The voters made the other half-percent sales tax continuous in May 2007. Each sales tax raises between $13 million and $14 million annually for the general fund, which is the county’s main operating fund.
“When you lose $9 million in a single year, the answer isn’t closing part of the jail or cutting back on services to the public,” Tablack said. Instead, he said, the answer is employee concessions and other cost cuts.
Tablack was referring to the recession-induced decline in general fund revenue from $66.2 million in 2008 to $57.5 million in 2009, with about $57 million in revenue being projected for 2010.
The difference between the $57.5 million in revenue and $61.1 million in expenses for the general fund in 2009 was made up though a combination of spending cuts, use of reserve funds and debt refinancing, with only $1 million in uncommitted funds being carried over into 2010, McFall said.
Among the refinanced debts was $3 million for county jail construction. The debt was refinanced for 14 additional years until 2023, McFall said. The county’s $36 million jail opened in 1996.
The $6 million in spending cuts were made last year through layoffs and other cost reductions and shifting of some court expenses from the general fund to special projects funds derived from court filing fees, Tablack said.
Employees took unpaid floating holidays in the clerk of courts, commissioners and sheriff’s offices and the facilities department, Tablack said.
Tablack said he hopes the common pleas court trial judges will reconsider their decision to increase the court’s employee contribution from 5 percent to only 7.5 percent of health-care premiums, instead of raising them to the 10 percent most county workers pay.
In a recent budget hearing, Judge John M. Durkin said the annual savings would only be $20,000 if court employees went from 5 percent to 10 percent health-care premium contributions.
But Tablack told the judge the court workers would be setting an example for other county workers if they paid 10 percent.
“How do you sit at the bargaining table with the unions [representing other county workers] and talk about equity” when such disparities exist? Tablack asked in a Thursday interview. “Too many people think it’s someone else’s responsibility to cut costs,” Tablack observed.
Although personnel costs constitute the largest part of the general fund, McFall said the county needs to explore spending cuts in repairs and maintenance, equipment and office supply purchases, postage, utilities, telephone service, fuel, travel, food for the jail and juvenile justice center, and periodical subscriptions.

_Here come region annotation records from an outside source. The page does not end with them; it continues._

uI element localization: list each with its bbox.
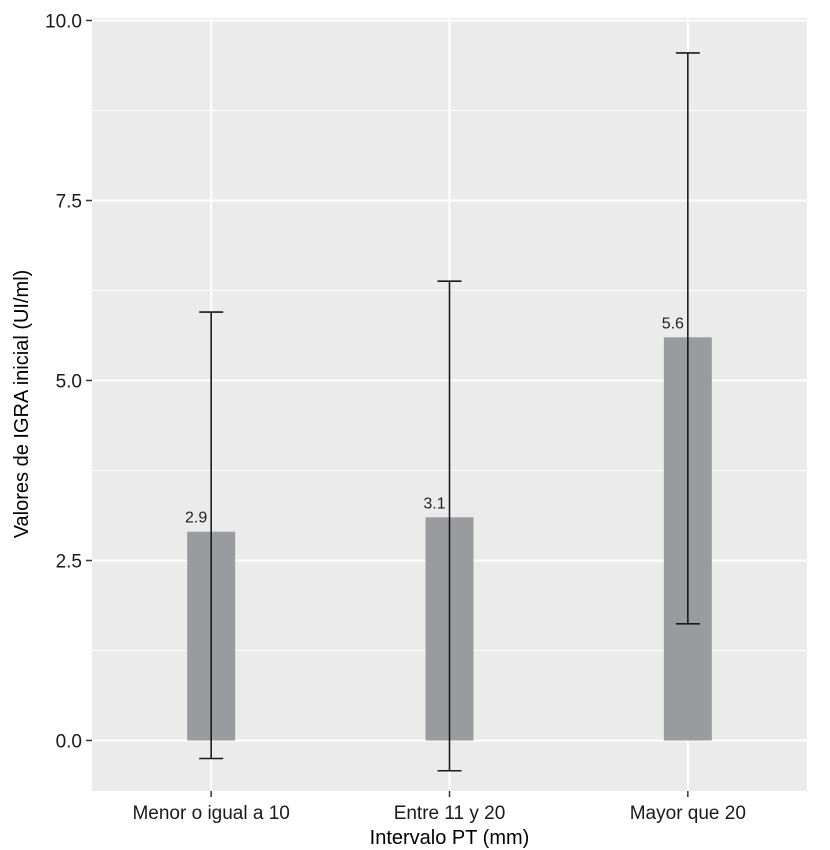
y-tick-label: 0.0 xyxy=(56,732,82,753)
x-tick-label: Entre 11 y 20 xyxy=(394,803,506,824)
y-axis-title: Valores de IGRA inicial (UI/ml) xyxy=(11,270,33,539)
data-label: 2.9 xyxy=(185,510,207,527)
error-bars xyxy=(199,52,700,772)
data-labels: 2.9 3.1 5.6 xyxy=(185,315,684,526)
y-tick-label: 7.5 xyxy=(56,192,82,213)
y-tick-label: 2.5 xyxy=(56,552,82,573)
y-axis: 0.0 2.5 5.0 7.5 10.0 xyxy=(45,12,92,753)
x-tick-label: Mayor que 20 xyxy=(630,803,746,824)
y-tick-label: 10.0 xyxy=(45,12,82,33)
x-tick-label: Menor o igual a 10 xyxy=(132,803,289,824)
x-axis-title: Intervalo PT (mm) xyxy=(370,827,530,849)
x-axis: Menor o igual a 10 Entre 11 y 20 Mayor que… xyxy=(132,791,746,824)
y-tick-label: 5.0 xyxy=(56,372,82,393)
data-label: 3.1 xyxy=(423,495,445,512)
data-label: 5.6 xyxy=(662,315,684,332)
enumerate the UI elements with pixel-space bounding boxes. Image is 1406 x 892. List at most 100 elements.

“The real solution comes from the departments sitting down and working together to try to come up with innovative ways to cut expenses, but, at the same time, we also have to find new sources of revenue,” such as grants and special projects funding, McFall said.
“We need to make sure that we’re collecting everything that is due us,” including current and delinquent real estate taxes, she said.
As a private business would manage its money, “We’ve got to cut what goes out and increase what comes in,” McFall added.